The trope of “the depressed college professor who inappropriately finds a new lease in life with a manic pixie dream girl” got graphic in 1994 with Paul Pope’s “The Ballad of Doctor Richardson.” Pope was in his early 20s then, taking his cues from Dave McKean and not quite yet the sci-fi artist that could inspire Jeff Smith and “RASL”, but already he’s inserting small futuristic details in what is otherwise a juvenile story about the titular doctor (of Northern Renaissance Art), who has everything in his life except love. AWWW.

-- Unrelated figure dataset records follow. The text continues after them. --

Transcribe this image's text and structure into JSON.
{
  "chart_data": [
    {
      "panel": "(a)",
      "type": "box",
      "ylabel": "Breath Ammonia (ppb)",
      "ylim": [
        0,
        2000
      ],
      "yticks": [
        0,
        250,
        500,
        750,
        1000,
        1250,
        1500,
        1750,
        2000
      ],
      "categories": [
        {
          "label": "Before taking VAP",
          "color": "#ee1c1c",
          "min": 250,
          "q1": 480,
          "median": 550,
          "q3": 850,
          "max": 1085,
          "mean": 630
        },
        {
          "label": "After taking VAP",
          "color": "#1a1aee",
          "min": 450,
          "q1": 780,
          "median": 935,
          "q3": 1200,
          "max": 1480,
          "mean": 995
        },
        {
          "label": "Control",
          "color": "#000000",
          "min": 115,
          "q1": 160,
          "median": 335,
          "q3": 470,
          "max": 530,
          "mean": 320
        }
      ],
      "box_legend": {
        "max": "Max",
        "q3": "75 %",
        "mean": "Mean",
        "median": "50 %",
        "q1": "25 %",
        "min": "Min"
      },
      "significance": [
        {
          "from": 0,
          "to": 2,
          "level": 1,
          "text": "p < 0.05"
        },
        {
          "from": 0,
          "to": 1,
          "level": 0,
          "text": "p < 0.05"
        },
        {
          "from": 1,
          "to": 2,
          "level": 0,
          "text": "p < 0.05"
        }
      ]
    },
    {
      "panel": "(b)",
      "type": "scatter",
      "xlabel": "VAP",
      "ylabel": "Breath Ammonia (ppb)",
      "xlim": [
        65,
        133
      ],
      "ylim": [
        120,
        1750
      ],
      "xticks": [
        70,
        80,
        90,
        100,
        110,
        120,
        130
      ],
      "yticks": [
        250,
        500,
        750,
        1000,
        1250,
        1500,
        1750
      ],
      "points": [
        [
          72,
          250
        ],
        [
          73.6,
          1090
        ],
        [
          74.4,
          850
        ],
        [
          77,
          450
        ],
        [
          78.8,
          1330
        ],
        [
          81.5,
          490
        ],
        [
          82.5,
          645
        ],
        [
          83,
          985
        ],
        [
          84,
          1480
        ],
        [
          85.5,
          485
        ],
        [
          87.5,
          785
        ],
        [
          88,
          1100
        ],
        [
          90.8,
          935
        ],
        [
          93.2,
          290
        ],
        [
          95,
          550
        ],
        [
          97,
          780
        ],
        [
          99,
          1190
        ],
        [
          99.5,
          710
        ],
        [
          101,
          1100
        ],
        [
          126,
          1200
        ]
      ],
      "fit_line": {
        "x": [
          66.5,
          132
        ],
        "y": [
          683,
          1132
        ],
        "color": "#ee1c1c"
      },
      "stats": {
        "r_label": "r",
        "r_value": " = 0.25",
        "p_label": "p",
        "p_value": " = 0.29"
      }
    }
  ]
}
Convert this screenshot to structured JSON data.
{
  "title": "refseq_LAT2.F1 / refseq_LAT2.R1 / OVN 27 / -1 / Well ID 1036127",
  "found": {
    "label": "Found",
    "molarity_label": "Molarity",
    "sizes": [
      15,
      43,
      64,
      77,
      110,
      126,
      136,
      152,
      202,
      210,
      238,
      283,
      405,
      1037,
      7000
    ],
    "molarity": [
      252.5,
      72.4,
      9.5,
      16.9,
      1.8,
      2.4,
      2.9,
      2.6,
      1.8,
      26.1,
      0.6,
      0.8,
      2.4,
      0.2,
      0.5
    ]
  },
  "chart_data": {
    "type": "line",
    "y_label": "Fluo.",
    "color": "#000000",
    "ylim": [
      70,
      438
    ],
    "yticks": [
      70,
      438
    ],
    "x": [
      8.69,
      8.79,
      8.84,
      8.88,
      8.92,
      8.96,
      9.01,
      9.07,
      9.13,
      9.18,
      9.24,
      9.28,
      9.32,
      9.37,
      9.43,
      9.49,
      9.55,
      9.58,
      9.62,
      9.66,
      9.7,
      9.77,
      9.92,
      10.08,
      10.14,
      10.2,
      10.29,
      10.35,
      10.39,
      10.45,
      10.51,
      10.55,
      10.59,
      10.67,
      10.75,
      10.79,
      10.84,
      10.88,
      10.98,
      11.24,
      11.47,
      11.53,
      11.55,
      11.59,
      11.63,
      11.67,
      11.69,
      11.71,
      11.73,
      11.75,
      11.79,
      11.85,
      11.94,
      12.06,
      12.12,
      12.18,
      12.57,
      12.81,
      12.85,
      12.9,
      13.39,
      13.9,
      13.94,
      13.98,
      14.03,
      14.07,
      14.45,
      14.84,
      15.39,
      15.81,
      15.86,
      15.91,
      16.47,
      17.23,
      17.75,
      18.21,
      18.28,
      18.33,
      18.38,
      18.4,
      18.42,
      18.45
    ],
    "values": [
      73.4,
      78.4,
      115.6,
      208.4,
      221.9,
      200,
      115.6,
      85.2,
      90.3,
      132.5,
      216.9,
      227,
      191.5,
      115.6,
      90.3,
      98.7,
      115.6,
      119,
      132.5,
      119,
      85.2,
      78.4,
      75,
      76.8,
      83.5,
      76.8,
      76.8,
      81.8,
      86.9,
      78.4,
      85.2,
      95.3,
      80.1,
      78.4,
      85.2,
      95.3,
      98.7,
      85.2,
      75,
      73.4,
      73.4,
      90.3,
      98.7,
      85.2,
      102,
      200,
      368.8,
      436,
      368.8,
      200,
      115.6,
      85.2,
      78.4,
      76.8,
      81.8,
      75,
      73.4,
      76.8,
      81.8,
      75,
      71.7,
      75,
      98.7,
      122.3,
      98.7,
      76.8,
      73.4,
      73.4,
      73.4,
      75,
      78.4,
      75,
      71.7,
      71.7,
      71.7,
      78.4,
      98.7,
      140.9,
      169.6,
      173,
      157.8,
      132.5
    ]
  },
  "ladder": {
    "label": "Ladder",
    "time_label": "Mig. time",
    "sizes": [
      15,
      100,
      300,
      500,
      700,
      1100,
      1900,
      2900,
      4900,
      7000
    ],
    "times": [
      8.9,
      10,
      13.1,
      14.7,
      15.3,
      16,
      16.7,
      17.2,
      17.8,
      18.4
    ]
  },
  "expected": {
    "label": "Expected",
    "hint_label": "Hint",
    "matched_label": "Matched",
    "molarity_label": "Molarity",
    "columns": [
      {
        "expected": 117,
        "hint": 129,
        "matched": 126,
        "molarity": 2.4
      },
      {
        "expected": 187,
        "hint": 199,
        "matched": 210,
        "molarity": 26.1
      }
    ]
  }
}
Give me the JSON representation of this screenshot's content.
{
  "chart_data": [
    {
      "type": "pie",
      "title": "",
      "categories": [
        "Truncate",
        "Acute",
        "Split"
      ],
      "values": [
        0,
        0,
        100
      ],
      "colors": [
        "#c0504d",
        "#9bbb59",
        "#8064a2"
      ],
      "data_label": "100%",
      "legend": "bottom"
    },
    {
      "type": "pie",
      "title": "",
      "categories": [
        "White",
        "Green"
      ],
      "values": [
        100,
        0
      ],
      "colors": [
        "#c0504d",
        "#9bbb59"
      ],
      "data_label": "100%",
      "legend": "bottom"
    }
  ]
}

While sitting morose in the subway, Doc Richardson is confronted by a cute former student who schools him on how the heart wants what the heart wants and the such. Emboldened and cautioned by T. S. Eliot’s “Love Song of J. Alfred Prufrock,” (DOES HE DARE DISTURB THE UNIVERSE?) he falls in love and goes to cherchez la femme at a near-future-boho club, “where the people come and go talking of Ani Di Franco.” The pursued girl’s manic-ness seemed to me dangerously close to being a medical problem, but Pope means her to be adorable. Maybe if he’d drawn her cuter, I might have had some sympathy for Doctor Richardson’s horn-dog quest.
“The Ballad of Doctor Richardson” grew from Pope’s real-world speculations about the private life of one of his college professors. But the young artist doesn’t quite manage to inhabit a character twice his age, and one can only forgive the tenderfoot optimism of the anti-Eliot happy ending by remembering that Pope was pretty much a baby faking world-weariness.
Will Eisner generously blurbed: “He’s on the right track.” Eisner was right.
RATING: GOOD ENOUGH
POST – SCRIPT:
Interestingly, Eliot wrote “The Love Song of J. Alfred Prufrock” when he was 22 – the same age as Pope was when he wrote “The Ballad of Doctor Richardson.” Both young men prematurely concerned themselves with the plight of the aged and unfulfilled. Only one captured the feel.